The only thing I am certain of is that in 18 years’ time I will not be celebrating my 36th anniversary at the Institute with my 36 year old son! In the immediate future, I am looking forward to expanding the Facility team with new positions due to start before the end of the year, and the never-ending cycle of replacing and upgrading continues with new proposals in preparation to improve our long-term live cell imaging capabilities and update our high content imaging platform.

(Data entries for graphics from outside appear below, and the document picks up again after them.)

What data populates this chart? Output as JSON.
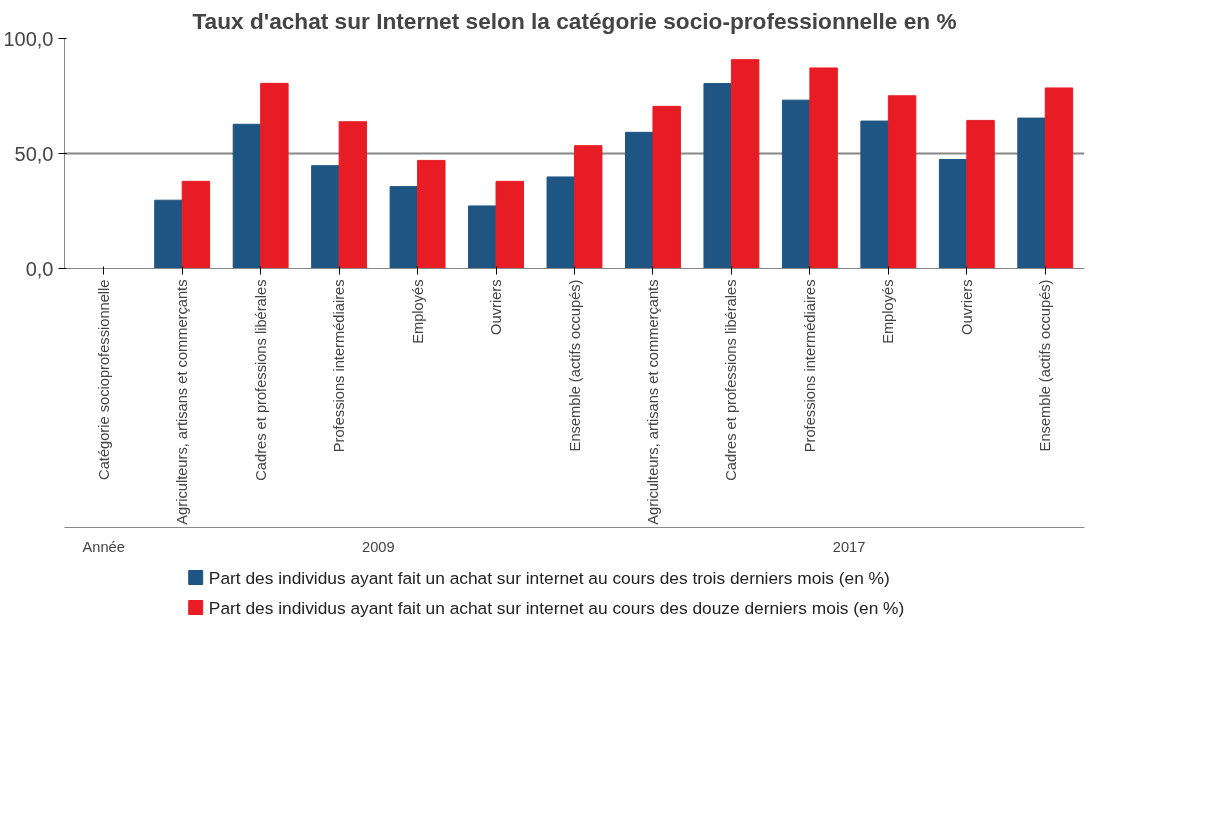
{
  "chart_data": {
    "type": "bar",
    "title": "Taux d'achat sur Internet selon la catégorie socio-professionnelle en %",
    "categories": [
      "Catégorie socioprofessionnelle",
      "Agriculteurs, artisans et commerçants",
      "Cadres et professions libérales",
      "Professions intermédiaires",
      "Employés",
      "Ouvriers",
      "Ensemble (actifs occupés)",
      "Agriculteurs, artisans et commerçants",
      "Cadres et professions libérales",
      "Professions intermédiaires",
      "Employés",
      "Ouvriers",
      "Ensemble (actifs occupés)"
    ],
    "series": [
      {
        "name": "Part des individus ayant fait un achat sur internet au cours des trois derniers mois (en %)",
        "color": "#1f5582",
        "values": [
          null,
          29.7,
          62.7,
          44.7,
          35.6,
          27.2,
          39.8,
          59.2,
          80.4,
          73.2,
          64.1,
          47.4,
          65.4
        ]
      },
      {
        "name": "Part des individus ayant fait un achat sur internet au cours des douze derniers mois (en %)",
        "color": "#e81c24",
        "values": [
          null,
          37.9,
          80.5,
          63.8,
          47.0,
          37.9,
          53.4,
          70.5,
          90.8,
          87.2,
          75.1,
          64.4,
          78.5
        ]
      }
    ],
    "annotations": [
      "Année",
      "2009",
      "2017"
    ],
    "ylim": [
      0,
      100
    ],
    "yticks": [
      {
        "value": 0,
        "label": "0,0"
      },
      {
        "value": 50,
        "label": "50,0"
      },
      {
        "value": 100,
        "label": "100,0"
      }
    ],
    "grid": "y",
    "legend": "bottom"
  }
}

Longer term, the challenge is to maintain the levels of investment required to keep our resources at the cutting edge, and more importantly, ensure the Facility remains relevant to Institute science. This requires a constant process of re-evaluation and re-invention, so that the latest techniques and technologies are available to meet our scientists’ needs. One trend that I can see is the distinctions between facilities blurring: spatial transcriptomics is merging sequencing with imaging, ultra-high content imaging is essentially spatial cell cytometry, flow cytometry can incorporate image-based detection, mass spectrometry imaging has introduced a spatial component to mass spec analysis. How our existing facilities will adapt to this remains to be seen, but visualising the microscopic processes of biology that are essential to life will remain a critical part of research for the foreseeable future and that is something I am excited to be a part of.